- Leader: Georges Valois
- Founder: Georges Valois
- Founded: June 10, 1928
- Dissolved: Early-mid 1930s
- Preceded by: Faisceau
- Newspaper: Chantiers coopératifs
- Ideology: National syndicalism Revolutionary nationalism
- Political position: Far-right

= Republican Syndicalist Party =

French political party from late 1920s to mid 1930s

The Republican Syndicalist Party (Parti républicain syndicaliste, PRS) was a French political party founded on June 10, 1928, by Georges Valois following the dissolution of the fascist Faisceau party. The PRS counted among its members Charles Albert, a former anarchist who had turned neo-Jacobin, Jacques Arthuys, Hubert Bourguin and René Capitant, a future left-wing Gaullist. Although it was close to fascism and to some far-right leagues, the PRS later joined the left-wing, and several of its members, including Georges Valois himself, took part in the French Resistance. It is representative of the French non-conformist movement of the 1930s.

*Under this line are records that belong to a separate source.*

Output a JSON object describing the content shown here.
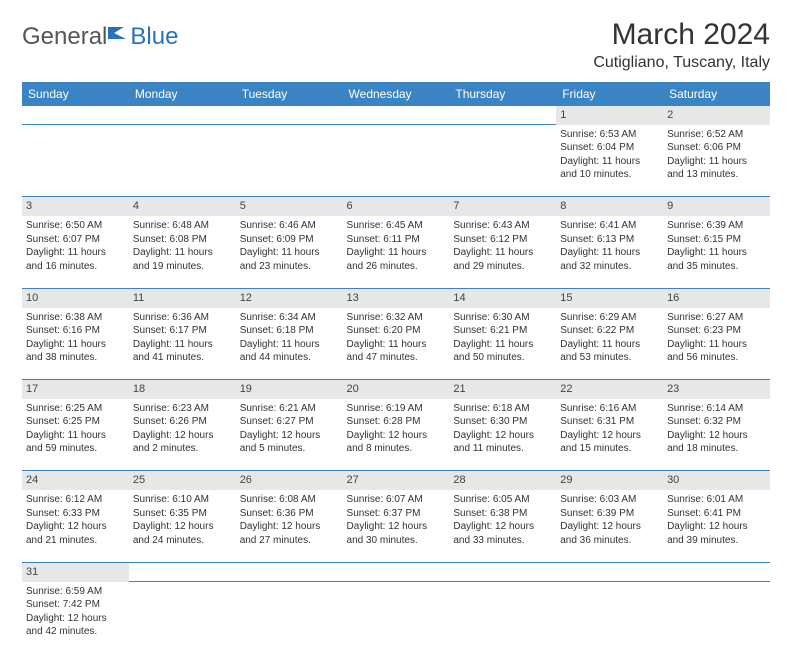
{
  "logo": {
    "text1": "General",
    "text2": "Blue",
    "icon_color": "#2872b8"
  },
  "title": "March 2024",
  "location": "Cutigliano, Tuscany, Italy",
  "colors": {
    "header_bg": "#3b84c4",
    "header_fg": "#ffffff",
    "daynum_bg": "#e7e7e7",
    "border": "#3b84c4",
    "text": "#333333"
  },
  "fonts": {
    "title_size": 30,
    "location_size": 16,
    "th_size": 12,
    "td_size": 10
  },
  "weekdays": [
    "Sunday",
    "Monday",
    "Tuesday",
    "Wednesday",
    "Thursday",
    "Friday",
    "Saturday"
  ],
  "weeks": [
    {
      "nums": [
        "",
        "",
        "",
        "",
        "",
        "1",
        "2"
      ],
      "cells": [
        null,
        null,
        null,
        null,
        null,
        {
          "sunrise": "Sunrise: 6:53 AM",
          "sunset": "Sunset: 6:04 PM",
          "daylight": "Daylight: 11 hours and 10 minutes."
        },
        {
          "sunrise": "Sunrise: 6:52 AM",
          "sunset": "Sunset: 6:06 PM",
          "daylight": "Daylight: 11 hours and 13 minutes."
        }
      ]
    },
    {
      "nums": [
        "3",
        "4",
        "5",
        "6",
        "7",
        "8",
        "9"
      ],
      "cells": [
        {
          "sunrise": "Sunrise: 6:50 AM",
          "sunset": "Sunset: 6:07 PM",
          "daylight": "Daylight: 11 hours and 16 minutes."
        },
        {
          "sunrise": "Sunrise: 6:48 AM",
          "sunset": "Sunset: 6:08 PM",
          "daylight": "Daylight: 11 hours and 19 minutes."
        },
        {
          "sunrise": "Sunrise: 6:46 AM",
          "sunset": "Sunset: 6:09 PM",
          "daylight": "Daylight: 11 hours and 23 minutes."
        },
        {
          "sunrise": "Sunrise: 6:45 AM",
          "sunset": "Sunset: 6:11 PM",
          "daylight": "Daylight: 11 hours and 26 minutes."
        },
        {
          "sunrise": "Sunrise: 6:43 AM",
          "sunset": "Sunset: 6:12 PM",
          "daylight": "Daylight: 11 hours and 29 minutes."
        },
        {
          "sunrise": "Sunrise: 6:41 AM",
          "sunset": "Sunset: 6:13 PM",
          "daylight": "Daylight: 11 hours and 32 minutes."
        },
        {
          "sunrise": "Sunrise: 6:39 AM",
          "sunset": "Sunset: 6:15 PM",
          "daylight": "Daylight: 11 hours and 35 minutes."
        }
      ]
    },
    {
      "nums": [
        "10",
        "11",
        "12",
        "13",
        "14",
        "15",
        "16"
      ],
      "cells": [
        {
          "sunrise": "Sunrise: 6:38 AM",
          "sunset": "Sunset: 6:16 PM",
          "daylight": "Daylight: 11 hours and 38 minutes."
        },
        {
          "sunrise": "Sunrise: 6:36 AM",
          "sunset": "Sunset: 6:17 PM",
          "daylight": "Daylight: 11 hours and 41 minutes."
        },
        {
          "sunrise": "Sunrise: 6:34 AM",
          "sunset": "Sunset: 6:18 PM",
          "daylight": "Daylight: 11 hours and 44 minutes."
        },
        {
          "sunrise": "Sunrise: 6:32 AM",
          "sunset": "Sunset: 6:20 PM",
          "daylight": "Daylight: 11 hours and 47 minutes."
        },
        {
          "sunrise": "Sunrise: 6:30 AM",
          "sunset": "Sunset: 6:21 PM",
          "daylight": "Daylight: 11 hours and 50 minutes."
        },
        {
          "sunrise": "Sunrise: 6:29 AM",
          "sunset": "Sunset: 6:22 PM",
          "daylight": "Daylight: 11 hours and 53 minutes."
        },
        {
          "sunrise": "Sunrise: 6:27 AM",
          "sunset": "Sunset: 6:23 PM",
          "daylight": "Daylight: 11 hours and 56 minutes."
        }
      ]
    },
    {
      "nums": [
        "17",
        "18",
        "19",
        "20",
        "21",
        "22",
        "23"
      ],
      "cells": [
        {
          "sunrise": "Sunrise: 6:25 AM",
          "sunset": "Sunset: 6:25 PM",
          "daylight": "Daylight: 11 hours and 59 minutes."
        },
        {
          "sunrise": "Sunrise: 6:23 AM",
          "sunset": "Sunset: 6:26 PM",
          "daylight": "Daylight: 12 hours and 2 minutes."
        },
        {
          "sunrise": "Sunrise: 6:21 AM",
          "sunset": "Sunset: 6:27 PM",
          "daylight": "Daylight: 12 hours and 5 minutes."
        },
        {
          "sunrise": "Sunrise: 6:19 AM",
          "sunset": "Sunset: 6:28 PM",
          "daylight": "Daylight: 12 hours and 8 minutes."
        },
        {
          "sunrise": "Sunrise: 6:18 AM",
          "sunset": "Sunset: 6:30 PM",
          "daylight": "Daylight: 12 hours and 11 minutes."
        },
        {
          "sunrise": "Sunrise: 6:16 AM",
          "sunset": "Sunset: 6:31 PM",
          "daylight": "Daylight: 12 hours and 15 minutes."
        },
        {
          "sunrise": "Sunrise: 6:14 AM",
          "sunset": "Sunset: 6:32 PM",
          "daylight": "Daylight: 12 hours and 18 minutes."
        }
      ]
    },
    {
      "nums": [
        "24",
        "25",
        "26",
        "27",
        "28",
        "29",
        "30"
      ],
      "cells": [
        {
          "sunrise": "Sunrise: 6:12 AM",
          "sunset": "Sunset: 6:33 PM",
          "daylight": "Daylight: 12 hours and 21 minutes."
        },
        {
          "sunrise": "Sunrise: 6:10 AM",
          "sunset": "Sunset: 6:35 PM",
          "daylight": "Daylight: 12 hours and 24 minutes."
        },
        {
          "sunrise": "Sunrise: 6:08 AM",
          "sunset": "Sunset: 6:36 PM",
          "daylight": "Daylight: 12 hours and 27 minutes."
        },
        {
          "sunrise": "Sunrise: 6:07 AM",
          "sunset": "Sunset: 6:37 PM",
          "daylight": "Daylight: 12 hours and 30 minutes."
        },
        {
          "sunrise": "Sunrise: 6:05 AM",
          "sunset": "Sunset: 6:38 PM",
          "daylight": "Daylight: 12 hours and 33 minutes."
        },
        {
          "sunrise": "Sunrise: 6:03 AM",
          "sunset": "Sunset: 6:39 PM",
          "daylight": "Daylight: 12 hours and 36 minutes."
        },
        {
          "sunrise": "Sunrise: 6:01 AM",
          "sunset": "Sunset: 6:41 PM",
          "daylight": "Daylight: 12 hours and 39 minutes."
        }
      ]
    },
    {
      "nums": [
        "31",
        "",
        "",
        "",
        "",
        "",
        ""
      ],
      "cells": [
        {
          "sunrise": "Sunrise: 6:59 AM",
          "sunset": "Sunset: 7:42 PM",
          "daylight": "Daylight: 12 hours and 42 minutes."
        },
        null,
        null,
        null,
        null,
        null,
        null
      ]
    }
  ]
}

The PRS published a press organ, the Cahiers Bleus which published at the Librairie Valois edition its first numero on 15 August 1928 and its 119th and last issue on 23 May 1932, during the Second Cartel des gauches (Left-wing Coalition). The Cahiers Bleus were a monthly and bi-monthly, with the subtitle "Pour la république syndicale: organe de culture générale et d'organisation"" (For the Trade-Unions' Republic: Organ of Culture générale and Organisation"). Its aim was to develop a new economy, founded on trade unions and corporatism. Collaborators to the Cahiers Bleus included Edouard Berth, who had co-founded the Cercle Proudhon with Valois, Marcel Déat, a future neo-socialist excluded from the French Section of the Workers' International (SFIO) and then collaborationist, Bertrand de Jouvenel, co-founder of the liberal Mont Pelerin Society, and Pierre Mendès France, future Prime minister during the Fourth Republic, from the young guard (jeunes loups) of the Radical-Socialist Party. The Cahiers bleus became the Chantiers coopératifs (Co-operative Workshops ?), then followed by the Cahiers bleus. 2e serie. (1931-1932).